I took apart an email to my mom to pass this week on,,,,as we learn things, and there is time....we will update our friends and family. Honestly....I've got good feelings about everything.
We'll be starting our day headed to Primary Children's to see Dr. Drees at 9 sharp. He'll be tested for several degenerative eye poblems with a focus on his retinas. 50% of Pierre Robin babies have Sticklers syndrome ......and upwards of 90+% (of the Sticklers babies) have some sort of major eye issue. For some reason, we're just not worried about this though .......it isn't something anyone can just look at him and know. If we learn something, you'll be the first to know.
From there, we'll see Dr. Siddiqi. He'll make sure Connor's prosthesis is clean and staying put. We'll also discuss a time for his next surgery which will include a palate repair and the clipping of underneath his tongue. I believe his palate repair will take 2 surgeries since he has no hard or soft palate. Part of us hopes this can be done before the new year because we have several pieces of equipment that we're only comfortable returning after he's been home awhile and we know he's handled these surgeries well.
Tomorrow, we'll be headed back to Primary's for Connor's sedated ABR hearing test. Sawyer will stay with a friend. ...his test will be under a deep conscious sedation and he'll be monitored the entire time. He'll have sensors on his forehead and behind his ears.....he'll have small earphones in the ear canals....when the sound goes in his ear, it'll be converted in the inner ear to a small electrical signal that travels along the brain stem auditory nerve pathways. The electrodes will pick up this activity in response to the varying loudness of sound. This should take about 3 to 4 hours and we'll go home once he's had a bottle and kept it down (within reason).
The next day he has speech therapy where we'll need to discuss his eating habits and another needed swallow study. Connor really wants food but there is no doubt about his beyond normal reflux and his aspiration. If a certain baby food is thin, I have to mix cereal with it so he can actually enjoy his meal. .....I'm hoping if these next big appointments go well, we can figure out why he aspirates and fix this because he's starting to really want our food as well. I'd love to let him gnaw on a baby biscuit but of course he has teeth now and we don't want anything to break and him swallow that wrong.

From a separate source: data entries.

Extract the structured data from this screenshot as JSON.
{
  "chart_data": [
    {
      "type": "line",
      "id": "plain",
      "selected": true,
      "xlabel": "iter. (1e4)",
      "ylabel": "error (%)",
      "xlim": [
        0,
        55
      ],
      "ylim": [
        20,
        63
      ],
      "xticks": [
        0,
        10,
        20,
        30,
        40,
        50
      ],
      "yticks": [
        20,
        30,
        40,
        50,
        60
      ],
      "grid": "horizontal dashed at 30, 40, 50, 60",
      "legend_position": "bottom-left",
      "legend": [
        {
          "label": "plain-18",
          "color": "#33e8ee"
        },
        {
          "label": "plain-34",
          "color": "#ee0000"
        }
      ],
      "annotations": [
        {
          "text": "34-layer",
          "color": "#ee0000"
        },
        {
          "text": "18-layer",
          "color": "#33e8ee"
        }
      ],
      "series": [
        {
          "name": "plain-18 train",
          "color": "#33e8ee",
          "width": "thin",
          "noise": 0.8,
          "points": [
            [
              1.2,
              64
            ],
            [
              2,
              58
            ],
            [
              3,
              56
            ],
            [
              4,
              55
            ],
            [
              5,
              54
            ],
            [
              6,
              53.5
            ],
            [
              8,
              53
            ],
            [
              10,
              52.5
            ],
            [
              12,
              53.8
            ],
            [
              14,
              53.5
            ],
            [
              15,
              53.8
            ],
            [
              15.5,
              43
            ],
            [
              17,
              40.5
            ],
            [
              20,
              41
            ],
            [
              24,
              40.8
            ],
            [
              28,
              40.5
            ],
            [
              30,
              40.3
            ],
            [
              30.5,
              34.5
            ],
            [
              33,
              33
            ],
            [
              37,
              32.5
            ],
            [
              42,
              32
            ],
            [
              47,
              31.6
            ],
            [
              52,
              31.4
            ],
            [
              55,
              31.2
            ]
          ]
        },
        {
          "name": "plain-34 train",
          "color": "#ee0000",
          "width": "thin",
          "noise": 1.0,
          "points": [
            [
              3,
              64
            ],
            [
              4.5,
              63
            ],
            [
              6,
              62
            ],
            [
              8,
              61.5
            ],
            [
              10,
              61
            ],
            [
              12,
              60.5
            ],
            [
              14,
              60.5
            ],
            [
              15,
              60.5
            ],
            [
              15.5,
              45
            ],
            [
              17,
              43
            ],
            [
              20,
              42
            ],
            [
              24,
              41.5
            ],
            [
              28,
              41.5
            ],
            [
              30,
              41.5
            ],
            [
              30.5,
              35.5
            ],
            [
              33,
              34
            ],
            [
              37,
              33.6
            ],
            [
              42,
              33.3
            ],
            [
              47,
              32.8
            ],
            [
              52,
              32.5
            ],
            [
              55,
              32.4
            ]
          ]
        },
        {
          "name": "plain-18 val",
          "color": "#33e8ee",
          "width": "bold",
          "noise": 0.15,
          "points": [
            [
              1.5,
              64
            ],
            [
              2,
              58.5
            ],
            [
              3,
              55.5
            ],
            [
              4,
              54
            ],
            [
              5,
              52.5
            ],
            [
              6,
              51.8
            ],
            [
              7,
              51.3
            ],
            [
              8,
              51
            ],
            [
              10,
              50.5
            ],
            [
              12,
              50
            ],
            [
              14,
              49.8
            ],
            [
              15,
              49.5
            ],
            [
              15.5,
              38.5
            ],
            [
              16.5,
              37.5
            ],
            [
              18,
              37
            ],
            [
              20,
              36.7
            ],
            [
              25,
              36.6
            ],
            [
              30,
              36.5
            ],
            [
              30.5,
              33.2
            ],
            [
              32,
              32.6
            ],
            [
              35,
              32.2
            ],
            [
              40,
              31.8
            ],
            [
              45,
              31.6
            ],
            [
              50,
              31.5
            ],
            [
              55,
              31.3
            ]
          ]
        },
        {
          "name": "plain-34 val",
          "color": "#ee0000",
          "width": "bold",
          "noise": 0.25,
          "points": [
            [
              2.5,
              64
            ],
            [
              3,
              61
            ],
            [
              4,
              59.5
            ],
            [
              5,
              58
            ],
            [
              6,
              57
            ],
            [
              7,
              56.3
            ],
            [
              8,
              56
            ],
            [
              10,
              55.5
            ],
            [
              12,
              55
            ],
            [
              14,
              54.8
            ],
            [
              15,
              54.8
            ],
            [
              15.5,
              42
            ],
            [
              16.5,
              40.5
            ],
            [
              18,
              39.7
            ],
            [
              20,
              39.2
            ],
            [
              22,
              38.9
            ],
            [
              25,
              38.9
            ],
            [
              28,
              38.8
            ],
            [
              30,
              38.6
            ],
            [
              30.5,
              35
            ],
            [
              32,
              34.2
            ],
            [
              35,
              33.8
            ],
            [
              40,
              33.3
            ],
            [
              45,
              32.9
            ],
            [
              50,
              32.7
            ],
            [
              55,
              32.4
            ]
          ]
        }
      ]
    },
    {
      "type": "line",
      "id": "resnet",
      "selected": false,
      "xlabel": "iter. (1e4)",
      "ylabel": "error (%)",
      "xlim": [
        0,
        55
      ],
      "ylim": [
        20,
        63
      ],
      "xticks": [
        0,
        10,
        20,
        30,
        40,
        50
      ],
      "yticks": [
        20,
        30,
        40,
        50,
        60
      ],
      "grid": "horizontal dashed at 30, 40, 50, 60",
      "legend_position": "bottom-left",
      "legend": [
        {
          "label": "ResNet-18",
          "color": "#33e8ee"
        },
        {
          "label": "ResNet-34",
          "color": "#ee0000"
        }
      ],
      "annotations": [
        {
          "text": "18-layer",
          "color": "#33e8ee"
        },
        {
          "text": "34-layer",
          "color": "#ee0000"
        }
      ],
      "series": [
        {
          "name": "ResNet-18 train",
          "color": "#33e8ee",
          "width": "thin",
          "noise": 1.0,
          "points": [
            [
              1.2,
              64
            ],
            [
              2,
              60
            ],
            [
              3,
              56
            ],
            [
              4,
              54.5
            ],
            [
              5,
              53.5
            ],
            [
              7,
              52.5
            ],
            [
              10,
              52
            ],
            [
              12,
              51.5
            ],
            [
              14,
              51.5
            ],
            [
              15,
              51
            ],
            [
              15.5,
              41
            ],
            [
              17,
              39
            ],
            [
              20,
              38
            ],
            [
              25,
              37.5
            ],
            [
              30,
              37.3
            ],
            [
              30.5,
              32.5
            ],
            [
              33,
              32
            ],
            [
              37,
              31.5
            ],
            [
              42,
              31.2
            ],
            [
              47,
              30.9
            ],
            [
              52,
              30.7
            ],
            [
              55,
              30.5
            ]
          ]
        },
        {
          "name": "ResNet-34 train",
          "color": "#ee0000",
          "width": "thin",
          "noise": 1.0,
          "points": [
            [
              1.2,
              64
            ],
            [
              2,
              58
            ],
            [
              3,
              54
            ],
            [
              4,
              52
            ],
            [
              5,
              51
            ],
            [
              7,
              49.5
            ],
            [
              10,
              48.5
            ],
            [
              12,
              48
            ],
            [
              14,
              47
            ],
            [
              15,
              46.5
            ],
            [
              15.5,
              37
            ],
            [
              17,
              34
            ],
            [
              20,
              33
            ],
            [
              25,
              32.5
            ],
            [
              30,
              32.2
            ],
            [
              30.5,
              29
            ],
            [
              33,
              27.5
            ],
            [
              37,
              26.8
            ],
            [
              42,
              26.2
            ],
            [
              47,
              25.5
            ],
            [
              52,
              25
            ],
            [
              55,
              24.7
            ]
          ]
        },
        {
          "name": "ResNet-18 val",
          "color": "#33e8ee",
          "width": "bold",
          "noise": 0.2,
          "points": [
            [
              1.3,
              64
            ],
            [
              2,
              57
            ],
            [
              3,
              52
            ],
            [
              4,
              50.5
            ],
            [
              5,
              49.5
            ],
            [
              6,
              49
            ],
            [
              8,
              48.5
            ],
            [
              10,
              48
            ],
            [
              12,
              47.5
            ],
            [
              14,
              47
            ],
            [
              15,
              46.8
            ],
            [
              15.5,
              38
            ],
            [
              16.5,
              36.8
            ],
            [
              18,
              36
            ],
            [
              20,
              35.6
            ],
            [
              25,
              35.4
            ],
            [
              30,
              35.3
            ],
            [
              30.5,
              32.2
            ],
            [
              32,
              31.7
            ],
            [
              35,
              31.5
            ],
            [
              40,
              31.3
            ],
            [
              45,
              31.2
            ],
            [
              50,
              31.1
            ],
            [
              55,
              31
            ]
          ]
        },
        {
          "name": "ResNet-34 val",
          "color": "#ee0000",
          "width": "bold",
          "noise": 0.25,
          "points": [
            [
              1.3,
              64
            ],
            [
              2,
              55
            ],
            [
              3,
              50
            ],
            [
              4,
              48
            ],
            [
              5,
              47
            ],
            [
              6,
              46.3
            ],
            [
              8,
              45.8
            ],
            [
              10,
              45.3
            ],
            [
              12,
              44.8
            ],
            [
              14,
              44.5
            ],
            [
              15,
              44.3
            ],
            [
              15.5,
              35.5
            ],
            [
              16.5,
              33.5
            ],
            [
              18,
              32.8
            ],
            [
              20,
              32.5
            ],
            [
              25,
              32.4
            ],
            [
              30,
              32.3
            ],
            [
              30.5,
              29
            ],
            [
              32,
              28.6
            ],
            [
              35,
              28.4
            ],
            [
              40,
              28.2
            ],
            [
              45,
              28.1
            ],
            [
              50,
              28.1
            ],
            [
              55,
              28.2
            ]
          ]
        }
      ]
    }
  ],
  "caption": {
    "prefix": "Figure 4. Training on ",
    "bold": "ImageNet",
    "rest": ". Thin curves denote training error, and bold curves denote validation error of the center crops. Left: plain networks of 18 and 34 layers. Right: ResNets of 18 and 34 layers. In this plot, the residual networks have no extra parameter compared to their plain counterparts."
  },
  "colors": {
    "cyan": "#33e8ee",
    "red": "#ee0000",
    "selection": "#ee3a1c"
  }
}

Friday our deaf and blind lady will come to discuss this week's findings and we'll decide the different therapies Connor will need.
Monday we'll visit the pediatrician to relay everything new and also officially change out Connor's g tube for another. His skin has also been irritated around the site, so we'll try to get a handle on that.
Tuesday will be the early development speech guy that comes to our house. He'll follow up with our other speech lady to make his suggestions from what he sees and will also evaluate Connor again for his physical abilities. .....he can almost sit up now. Almost...so we still feel good about this but will listen to what he recommends.
.....from there, we will prepare and enjoy our Thanksgiving with brand new windows installed that Monday and possibly Tuesday. I'll take a bath in my newly painted (buxton blue) bathroom and thank God for my loving and wanted family.....and hopefully with the windows, a much warmer home.